LONDON (AP) -- Prime Minister David Cameron pledged Sunday to cut taxes and bureaucratic red tape to encourage business and growth in Britain.
The government will take on "the enemies of enterprise" in its budget due later this month, Cameron said, insisting that encouraging enterprise by eliminating bureaucratic hurdles is the only way forward for a country struggling to recover from recession.
"Someone joked to me the other day that the biggest growth industry in Britain this past decade has been the people writing the rules," Cameron told attendees gathered for the second day of Conservative Party conference in Wales. "But actually it's no joke."

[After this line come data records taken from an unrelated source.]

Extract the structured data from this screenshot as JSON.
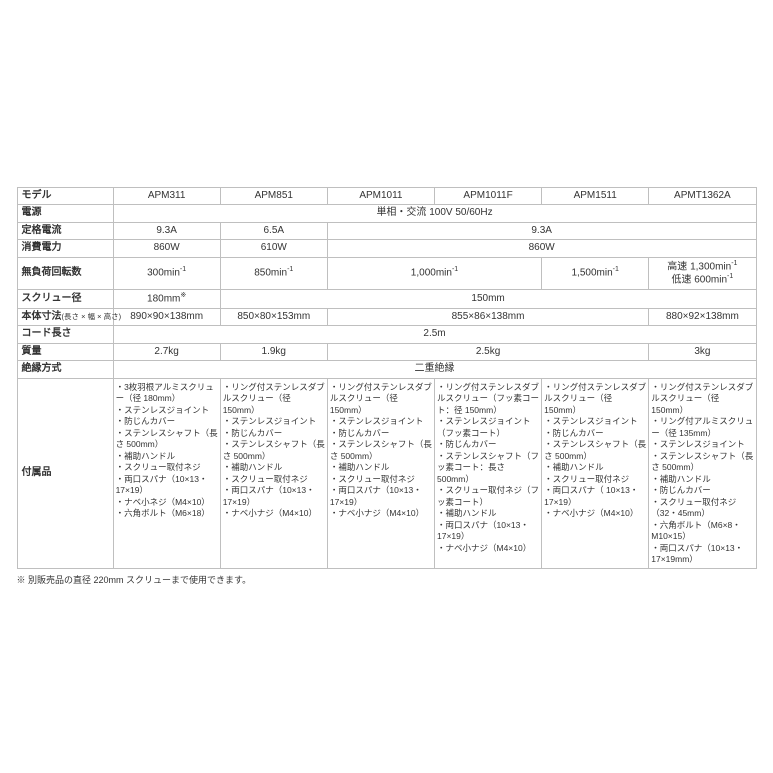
{
  "labels": {
    "model": "モデル",
    "power_source": "電源",
    "rated_current": "定格電流",
    "power_consumption": "消費電力",
    "no_load_speed": "無負荷回転数",
    "screw_diameter": "スクリュー径",
    "body_dimensions": "本体寸法",
    "body_dimensions_sub": "(長さ × 幅 × 高さ)",
    "cord_length": "コード長さ",
    "weight": "質量",
    "insulation": "絶縁方式",
    "accessories": "付属品"
  },
  "models": [
    "APM311",
    "APM851",
    "APM1011",
    "APM1011F",
    "APM1511",
    "APMT1362A"
  ],
  "power_source": "単相・交流 100V 50/60Hz",
  "rated_current": {
    "c1": "9.3A",
    "c2": "6.5A",
    "c3_6": "9.3A"
  },
  "power_consumption": {
    "c1": "860W",
    "c2": "610W",
    "c3_6": "860W"
  },
  "no_load_speed": {
    "c1": "300min<sup>-1</sup>",
    "c2": "850min<sup>-1</sup>",
    "c3_4": "1,000min<sup>-1</sup>",
    "c5": "1,500min<sup>-1</sup>",
    "c6": "高速 1,300min<sup>-1</sup><br>低速 600min<sup>-1</sup>"
  },
  "screw_diameter": {
    "c1": "180mm<sup>※</sup>",
    "c2_6": "150mm"
  },
  "body_dimensions": {
    "c1": "890×90×138mm",
    "c2": "850×80×153mm",
    "c3_5": "855×86×138mm",
    "c6": "880×92×138mm"
  },
  "cord_length": "2.5m",
  "weight": {
    "c1": "2.7kg",
    "c2": "1.9kg",
    "c3_5": "2.5kg",
    "c6": "3kg"
  },
  "insulation": "二重絶縁",
  "accessories": {
    "c1": [
      "3枚羽根アルミスクリュー（径 180mm）",
      "ステンレスジョイント",
      "防じんカバー",
      "ステンレスシャフト（長さ 500mm）",
      "補助ハンドル",
      "スクリュー取付ネジ",
      "両口スパナ（10×13・17×19）",
      "ナベ小ネジ（M4×10）",
      "六角ボルト（M6×18）"
    ],
    "c2": [
      "リング付ステンレスダブルスクリュー（径 150mm）",
      "ステンレスジョイント",
      "防じんカバー",
      "ステンレスシャフト（長さ 500mm）",
      "補助ハンドル",
      "スクリュー取付ネジ",
      "両口スパナ（10×13・17×19）",
      "ナベ小ナジ（M4×10）"
    ],
    "c3": [
      "リング付ステンレスダブルスクリュー（径 150mm）",
      "ステンレスジョイント",
      "防じんカバー",
      "ステンレスシャフト（長さ 500mm）",
      "補助ハンドル",
      "スクリュー取付ネジ",
      "両口スパナ（10×13・17×19）",
      "ナベ小ナジ（M4×10）"
    ],
    "c4": [
      "リング付ステンレスダブルスクリュー（フッ素コート：径 150mm）",
      "ステンレスジョイント（フッ素コート）",
      "防じんカバー",
      "ステンレスシャフト（フッ素コート：長さ 500mm）",
      "スクリュー取付ネジ（フッ素コート）",
      "補助ハンドル",
      "両口スパナ（10×13・17×19）",
      "ナベ小ナジ（M4×10）"
    ],
    "c5": [
      "リング付ステンレスダブルスクリュー（径 150mm）",
      "ステンレスジョイント",
      "防じんカバー",
      "ステンレスシャフト（長さ 500mm）",
      "補助ハンドル",
      "スクリュー取付ネジ",
      "両口スパナ（ 10×13・17×19）",
      "ナベ小ナジ（M4×10）"
    ],
    "c6": [
      "リング付ステンレスダブルスクリュー（径 150mm）",
      "リング付アルミスクリュー（径 135mm）",
      "ステンレスジョイント",
      "ステンレスシャフト（長さ 500mm）",
      "補助ハンドル",
      "防じんカバー",
      "スクリュー取付ネジ（32・45mm）",
      "六角ボルト（M6×8・M10×15）",
      "両口スパナ（10×13・17×19mm）"
    ]
  },
  "footnote": "※ 別販売品の直径 220mm スクリューまで使用できます。",
  "col_widths": {
    "label": "13%",
    "data": "14.5%"
  },
  "colors": {
    "border": "#bfbfbf",
    "text": "#333333",
    "bg": "#ffffff"
  },
  "font_sizes": {
    "base": 10,
    "accessories": 8.5,
    "sublabel": 7.5,
    "footnote": 9
  }
}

Britain is facing 80 billion pounds ($130 billion) of public spending cuts from Cameron's coalition government as it struggles to get the country's large budget deficit under control. The government has already raised sales tax, but cuts on services like welfare and a rise in the retirement age are yet to come.
Cameron took on critics who have complained that the government is stressing public spending cuts more than growth, saying it was "cowardly" to call for cuts to be eased.
"There's only one strategy for growth we can have now and that is rolling up our sleeves and doing everything possible to make it easier for businesses to grow, to invest, to take people on," Cameron said.
He also said he would be watching banks "like a hawk" to make sure they fulfilled lending commitments to small business and conceded that his plan for cuts might not be popular.
Cut are "the only way," Cameron told the crowd.
But on Saturday, Treasury Chief George Osborne hinted some respite from cuts might come in the March 23 budget. He suggested that a proposed 1 pence (2 cent) increase in fuel duty could be scrapped, saying it's clear that Britons are feeling "squeezed" at the pump as turmoil in Libya and the Middle East drives prices higher.